Hoje há mesmo literatos cascudos – conheço dois ou três – que chegam ao extremo de odiar intrigas, peripécias, escolhas, surpresas, que têm alergia a coincidências e abominam detalhes habilmente sonegados pelo narrador, que espumam de raiva com cartas que são abertas e mudam o rumo das coisas (ou não são abertas e mudam o rumo das coisas), pois para eles é inferior qualquer literatura que utilize o enredo de modo mais sedutor, enfático ou colorido.
É que todas as histórias já foram contadas, diz essa subespécie frugal de literato, empinando o nariz enquanto mastiga a fibra dura de exercícios de linguagem.
Permitam-me discordar. História não é coisa a que se possa por fim. História não acaba nunca, ou só acaba quando acabar o homem (a mulher também, viu pessoal?), e depois disso, que diferença faz?
Os exercícios puros de linguagem, estes sim, não duvido que já tenham sido quase todos feitos. De qualquer modo, desejo boa sorte a quem quiser continuar tentando provar que não. Estarei atento à poesia, onde achados nessa área são mais frequentes.
Mas aqui estamos falando de prosa, um tipo de escrita que nos tempos modernos é o veículo natural da história, como foi na antiguidade a poesia.

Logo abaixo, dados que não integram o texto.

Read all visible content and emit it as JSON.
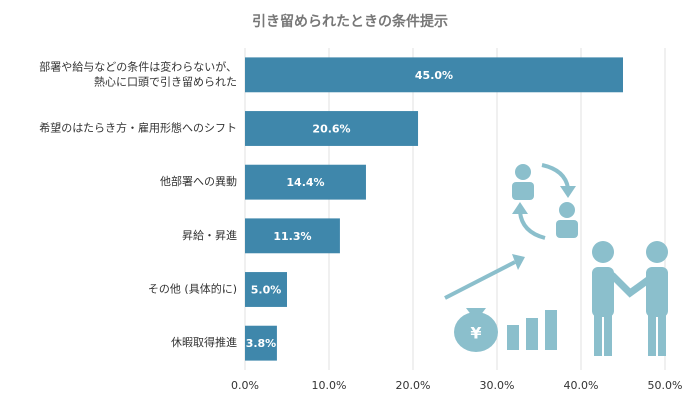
{
  "chart_data": {
    "type": "bar",
    "orientation": "horizontal",
    "title": "引き留められたときの条件提示",
    "categories": [
      "部署や給与などの条件は変わらないが、\n熱心に口頭で引き留められた",
      "希望のはたらき方・雇用形態へのシフト",
      "他部署への異動",
      "昇給・昇進",
      "その他 (具体的に)",
      "休暇取得推進"
    ],
    "values": [
      45.0,
      20.6,
      14.4,
      11.3,
      5.0,
      3.8
    ],
    "value_labels": [
      "45.0%",
      "20.6%",
      "14.4%",
      "11.3%",
      "5.0%",
      "3.8%"
    ],
    "color": "#3f87ab",
    "xlim": [
      0,
      50
    ],
    "xticks": [
      {
        "value": 0,
        "label": "0.0%"
      },
      {
        "value": 10,
        "label": "10.0%"
      },
      {
        "value": 20,
        "label": "20.0%"
      },
      {
        "value": 30,
        "label": "30.0%"
      },
      {
        "value": 40,
        "label": "40.0%"
      },
      {
        "value": 50,
        "label": "50.0%"
      }
    ],
    "grid": true
  }
}
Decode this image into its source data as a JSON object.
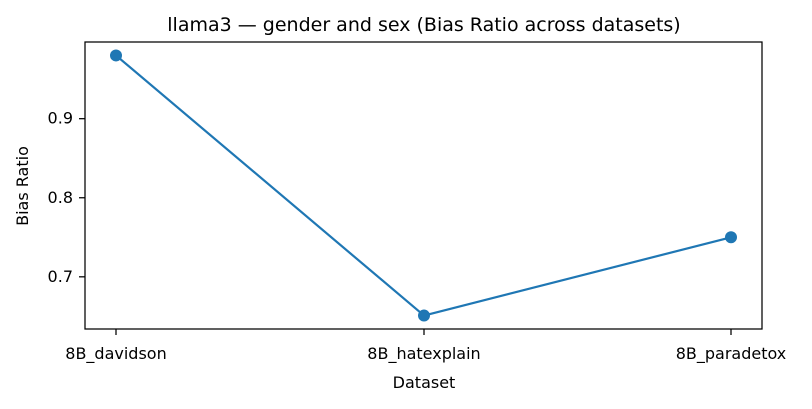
{
  "chart_data": {
    "type": "line",
    "title": "llama3 — gender and sex (Bias Ratio across datasets)",
    "xlabel": "Dataset",
    "ylabel": "Bias Ratio",
    "categories": [
      "8B_davidson",
      "8B_hatexplain",
      "8B_paradetox"
    ],
    "series": [
      {
        "values": [
          0.98,
          0.651,
          0.75
        ],
        "color": "#1f77b4",
        "marker": "circle"
      }
    ],
    "ylim": [
      0.634,
      0.997
    ],
    "yticks": [
      0.7,
      0.8,
      0.9
    ],
    "ytick_labels": [
      "0.7",
      "0.8",
      "0.9"
    ],
    "grid": false,
    "legend": false
  }
}
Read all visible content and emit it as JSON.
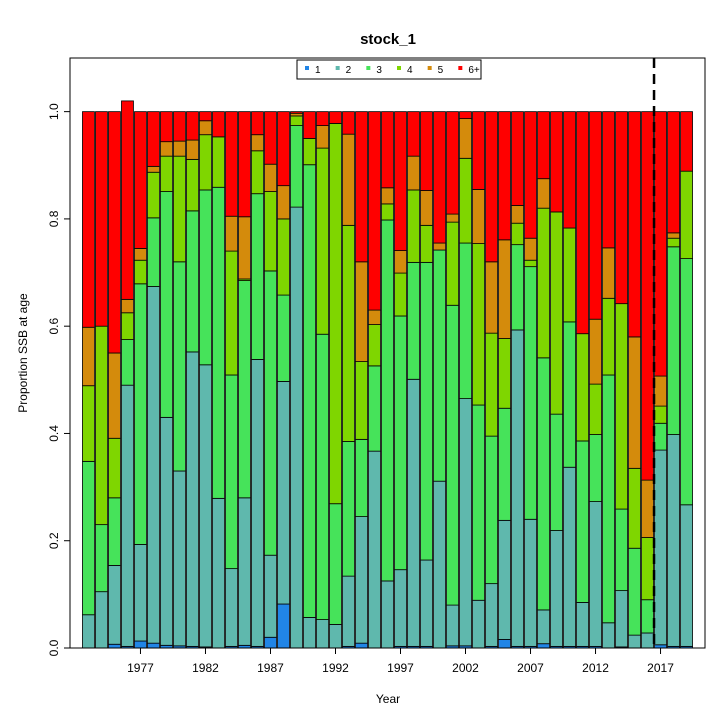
{
  "chart_data": {
    "type": "bar",
    "stacked": true,
    "title": "stock_1",
    "xlabel": "Year",
    "ylabel": "Proportion SSB at age",
    "ylim": [
      0,
      1.1
    ],
    "yticks": [
      "0.0",
      "0.2",
      "0.4",
      "0.6",
      "0.8",
      "1.0"
    ],
    "x": [
      1973,
      1974,
      1975,
      1976,
      1977,
      1978,
      1979,
      1980,
      1981,
      1982,
      1983,
      1984,
      1985,
      1986,
      1987,
      1988,
      1989,
      1990,
      1991,
      1992,
      1993,
      1994,
      1995,
      1996,
      1997,
      1998,
      1999,
      2000,
      2001,
      2002,
      2003,
      2004,
      2005,
      2006,
      2007,
      2008,
      2009,
      2010,
      2011,
      2012,
      2013,
      2014,
      2015,
      2016,
      2017,
      2018,
      2019
    ],
    "xticks": [
      "1977",
      "1982",
      "1987",
      "1992",
      "1997",
      "2002",
      "2007",
      "2012",
      "2017"
    ],
    "vline_x": 2016.5,
    "legend_position": "top-center",
    "series": [
      {
        "name": "1",
        "color": "#2185e6",
        "values": [
          0.0,
          0.0,
          0.007,
          0.003,
          0.013,
          0.009,
          0.005,
          0.004,
          0.003,
          0.002,
          0.0,
          0.003,
          0.005,
          0.003,
          0.02,
          0.082,
          0.0,
          0.0,
          0.0,
          0.0,
          0.003,
          0.009,
          0.0,
          0.0,
          0.003,
          0.003,
          0.003,
          0.0,
          0.004,
          0.004,
          0.0,
          0.003,
          0.016,
          0.003,
          0.003,
          0.008,
          0.003,
          0.003,
          0.003,
          0.003,
          0.0,
          0.002,
          0.0,
          0.0,
          0.006,
          0.003,
          0.003
        ]
      },
      {
        "name": "2",
        "color": "#5fb8ad",
        "values": [
          0.062,
          0.105,
          0.147,
          0.487,
          0.18,
          0.665,
          0.425,
          0.326,
          0.549,
          0.526,
          0.279,
          0.145,
          0.275,
          0.535,
          0.153,
          0.415,
          0.822,
          0.057,
          0.053,
          0.044,
          0.131,
          0.236,
          0.367,
          0.125,
          0.143,
          0.498,
          0.161,
          0.311,
          0.076,
          0.461,
          0.089,
          0.117,
          0.222,
          0.59,
          0.237,
          0.063,
          0.216,
          0.334,
          0.082,
          0.27,
          0.047,
          0.105,
          0.024,
          0.028,
          0.363,
          0.395,
          0.264
        ]
      },
      {
        "name": "3",
        "color": "#46e35a",
        "values": [
          0.286,
          0.125,
          0.126,
          0.085,
          0.486,
          0.128,
          0.421,
          0.39,
          0.263,
          0.326,
          0.58,
          0.361,
          0.405,
          0.309,
          0.53,
          0.161,
          0.152,
          0.844,
          0.532,
          0.225,
          0.251,
          0.144,
          0.159,
          0.673,
          0.473,
          0.218,
          0.555,
          0.431,
          0.559,
          0.29,
          0.364,
          0.275,
          0.209,
          0.159,
          0.471,
          0.47,
          0.217,
          0.271,
          0.301,
          0.125,
          0.462,
          0.152,
          0.162,
          0.062,
          0.05,
          0.35,
          0.459
        ]
      },
      {
        "name": "4",
        "color": "#7fd600",
        "values": [
          0.141,
          0.37,
          0.111,
          0.05,
          0.044,
          0.085,
          0.066,
          0.197,
          0.096,
          0.103,
          0.094,
          0.231,
          0.003,
          0.08,
          0.148,
          0.142,
          0.018,
          0.049,
          0.347,
          0.709,
          0.403,
          0.145,
          0.077,
          0.03,
          0.08,
          0.135,
          0.069,
          0.0,
          0.155,
          0.158,
          0.301,
          0.192,
          0.13,
          0.04,
          0.012,
          0.279,
          0.377,
          0.175,
          0.2,
          0.094,
          0.143,
          0.383,
          0.149,
          0.116,
          0.032,
          0.016,
          0.163
        ]
      },
      {
        "name": "5",
        "color": "#d48b0c",
        "values": [
          0.109,
          0.0,
          0.159,
          0.025,
          0.022,
          0.011,
          0.027,
          0.028,
          0.036,
          0.026,
          0.0,
          0.065,
          0.116,
          0.03,
          0.051,
          0.062,
          0.005,
          0.0,
          0.042,
          0.0,
          0.17,
          0.186,
          0.027,
          0.03,
          0.042,
          0.063,
          0.065,
          0.013,
          0.015,
          0.074,
          0.101,
          0.133,
          0.184,
          0.033,
          0.041,
          0.055,
          0.0,
          0.0,
          0.0,
          0.121,
          0.094,
          0.0,
          0.245,
          0.107,
          0.056,
          0.01,
          0.0
        ]
      },
      {
        "name": "6+",
        "color": "#ff0000",
        "values": [
          0.402,
          0.4,
          0.45,
          0.37,
          0.255,
          0.102,
          0.056,
          0.055,
          0.053,
          0.017,
          0.047,
          0.195,
          0.196,
          0.043,
          0.098,
          0.138,
          0.003,
          0.05,
          0.026,
          0.022,
          0.042,
          0.28,
          0.37,
          0.142,
          0.259,
          0.083,
          0.147,
          0.245,
          0.191,
          0.013,
          0.145,
          0.28,
          0.239,
          0.175,
          0.236,
          0.125,
          0.187,
          0.217,
          0.414,
          0.387,
          0.254,
          0.358,
          0.42,
          0.687,
          0.493,
          0.226,
          0.111
        ]
      }
    ]
  }
}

O preconceito contra a história, no âmbito da prosa, é um disparate e um atraso de vida.
Isso obviamente não quer dizer que a boa prosa de ficção possa prescindir de brincar com a textura da linguagem. Separar forma e conteúdo de modo tão tosco é o começo do erro da turma enredofóbica. O jeito de contar uma história vai sempre valer tanto quanto ou mais do que o entrecho em si, mas quando os dois se harmonizam – e o exercício de linguagem não é mais puro, mas aplicado – é que temos o grande prazer da literatura. Ou pelo menos assim parece pensar o leitor, como lembrou Vonnegut.
É sintomático que essa lembrança tenha vindo de um nome da literatura anglófona, que tem uma tradição de trama consideravelmente mais forte que a nossa. Sendo um ramo da portuguesa e, como ela, afrancesada, nossa literatura é mais vulnerável à autocomplacência e à eventual exclusão do leitor. Será por acaso que a literatura de língua inglesa vem dando uma surra na francófona faz tempo?